Dispatchers need new equipment

Friday, July 5, 2019

Imagine if the Butler County Sheriff’s deputies were driving around in 20-year-old patrol cars, hoping they don’t break down heading to a call while replacement parts are no longer made.

That’s basically how the department is running a console to handle its incoming 911 calls.

“The equipment is obsolete,” Sheriff Mark Dobbs recently told county commissioners. “They don’t make any more parts and repairs are almost impossible.”

He’s not exaggerating. The console looks like it came from mission control during the Apollo era next to the bank of modern computer screens. The department had two dispatch consoles, but one no longer works and the other is starting to breakdown with frequent reboots to the system.

“If it goes down, it can’t be fixed,” Dobbs said.

To replace two consoles, according to a bid received by the county, it will cost $56,645.

Butler County brings in $110,000 a year from a tax on landline phones. But it costs the county approximately $200,000 a year to operate its 911 system and the number of landline phones is decreasing each year.

What the county receives in the landline tax does not even cover salary and benefits for two operators, Dobbs has said, while the county employs six operators, who also serve as the dispatchers and perform other duties in the department.

“If it weren’t for subsidies by the sheriff’s department, I don’t know how we would have a 911 system,” Dobbs said in April 2018.

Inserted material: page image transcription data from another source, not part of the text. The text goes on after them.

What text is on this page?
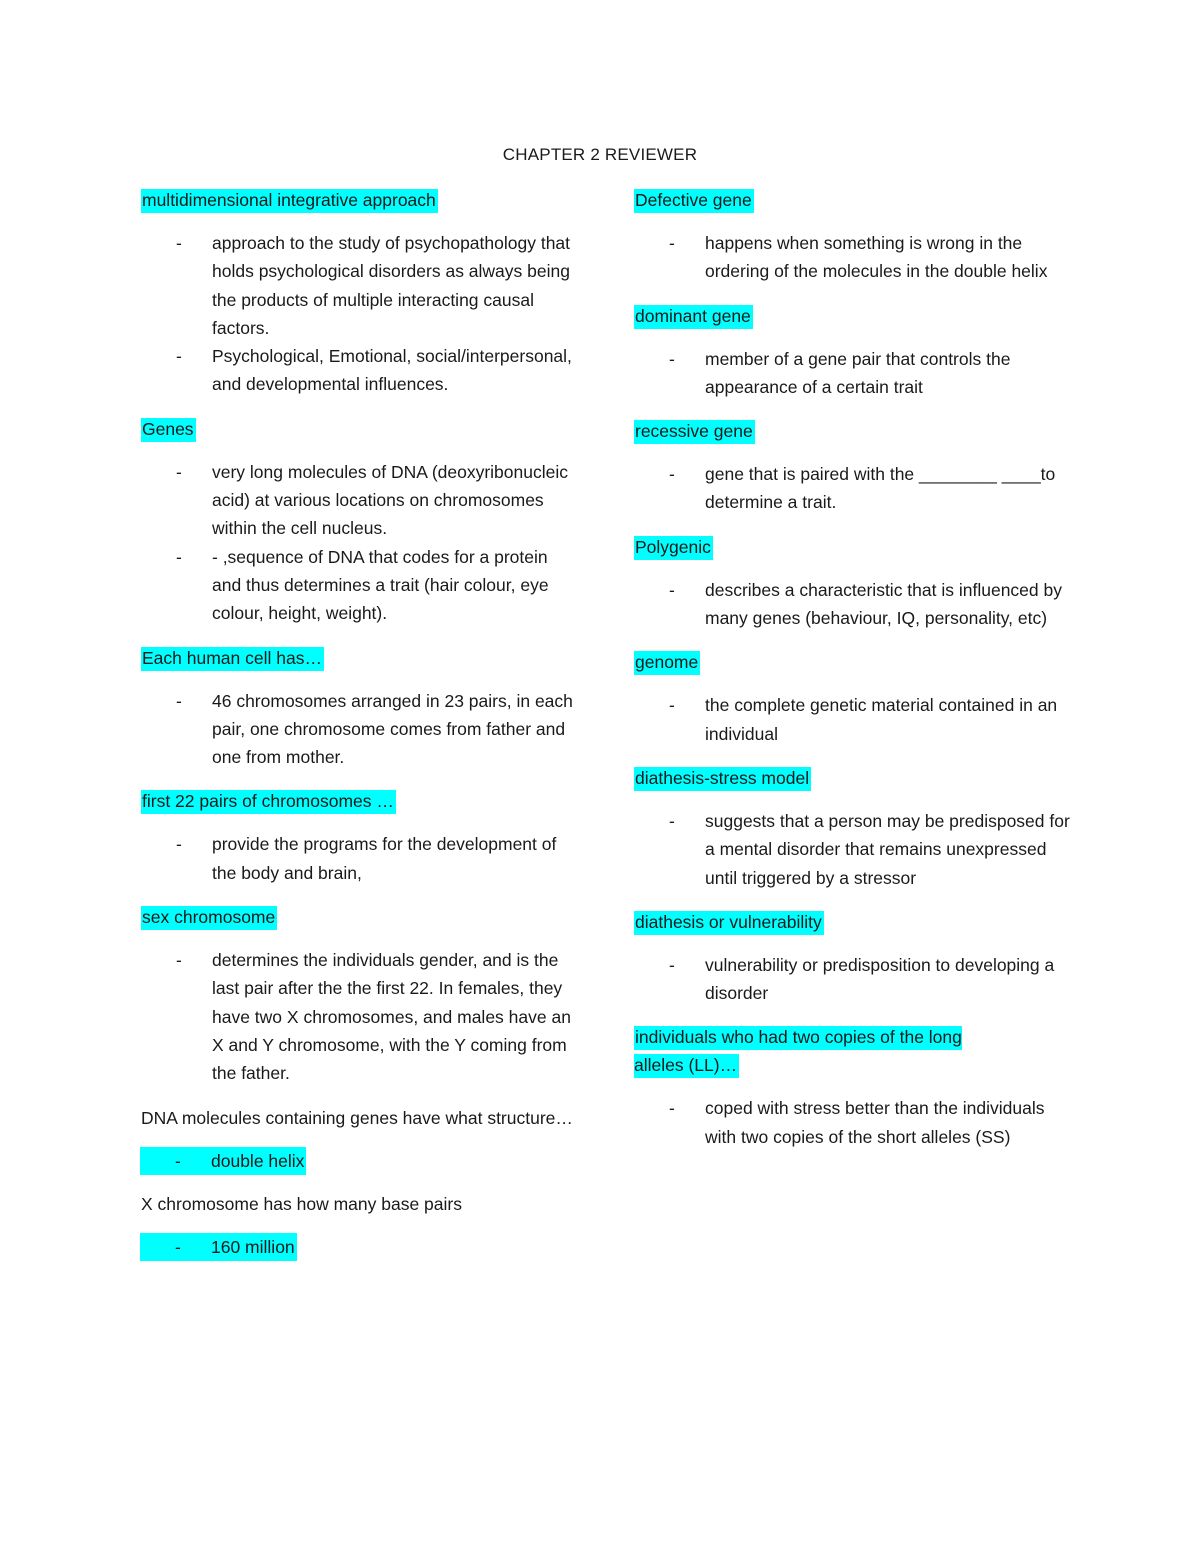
CHAPTER 2 REVIEWER
multidimensional integrative approach
- approach to the study of psychopathology that holds psychological disorders as always being the products of multiple interacting causal factors.
- Psychological, Emotional, social/interpersonal, and developmental influences.
Genes
- very long molecules of DNA (deoxyribonucleic acid) at various locations on chromosomes within the cell nucleus.
- - ,sequence of DNA that codes for a protein and thus determines a trait (hair colour, eye colour, height, weight).
Each human cell has…
- 46 chromosomes arranged in 23 pairs, in each pair, one chromosome comes from father and one from mother.
first 22 pairs of chromosomes …
- provide the programs for the development of the body and brain,
sex chromosome
- determines the individuals gender, and is the last pair after the the first 22. In females, they have two X chromosomes, and males have an X and Y chromosome, with the Y coming from the father.
DNA molecules containing genes have what structure…
- double helix
X chromosome has how many base pairs
- 160 million
Defective gene
- happens when something is wrong in the ordering of the molecules in the double helix
dominant gene
- member of a gene pair that controls the appearance of a certain trait
recessive gene
- gene that is paired with the ________ ____to determine a trait.
Polygenic
- describes a characteristic that is influenced by many genes (behaviour, IQ, personality, etc)
genome
- the complete genetic material contained in an individual
diathesis-stress model
- suggests that a person may be predisposed for a mental disorder that remains unexpressed until triggered by a stressor
diathesis or vulnerability
- vulnerability or predisposition to developing a disorder
individuals who had two copies of the long alleles (LL)…
- coped with stress better than the individuals with two copies of the short alleles (SS)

The first 911 call was placed in a town about the size of Malden. It was 1968, just over a decade after the National Association of Fire Chiefs recommended the use of a single number for reporting fires. The number was chosen because it was short, easy to remember and dial, and had not been already used as an area code. After first being used in Haleyville, Alabama, the next 911 system was set up in Nome, Alaska.

Calls from landlines were easy to associate with a location. If a call were dropped, a dispatcher could use the location assigned with the number to send help. With a wireless call that’s not possible. The Federal Trade Commission’s wireless Enhanced 911 rules are for carriers to provide 911 dispatchers with the information on where wireless 911 calls are made to within 50 feet for the majority of the country by 2020.

About three-fourths of all 911 calls now come from wireless phones, according to a report by the Missouri Department of Public Safety. Butler County is one of 28 counties in the state that cannot locate callers on cellphones.

There are three 911 public safety answering points in Butler County — the Sheriff’s Department, Poplar Bluff Police Department and Missouri State Highway Patrol Troop E. If the console goes down at the Sheriff’s Department, calls can be picked up by the others — as has happened in past breakdowns — but the console also provides the department with its ability to reach deputies and other departments by radio.

County commissioners have said they have looked for grant money to help, but this problem is only going to get worse.

There are only two states that do not collect a 911 user fee from wireless customers — Missouri and Wisconsin — according to the National Emergency Number Association. This year the Show-Me State started collecting a 911 service charge on prepaid wireless services, or minutes, but not wireless plans.

Statewide voters rejected ballot measures twice (1999 and 2002) to impose a monthly fee of up to 50 cents on wireless phones to fund enhanced 911 services.

Last year, Stoddard County combined the Sheriff’s Department, Dexter Police, Bernie Police, Bloomfield Police and County Ambulance all on the same upgraded 911 system for the first time. The money came from a tax voted on by citizens. It passed with 76% approval.

“They will remain separate departments, but working together more efficiently to serve our citizens in a better way,” said Stoddard County 911 Administrator Carol Moreland at the time.

The Dec. 2017 study by the Dept. of Public Safety recommended consolidation to help with funding. And while Butler County’s public safety community has discussed it, they are no closer while the funding gap gets wider and the technology gets older.

In a profession where seconds are the difference between life or death, the right equipment for the job is essential.

We think it’s all of our responsibility to provide it.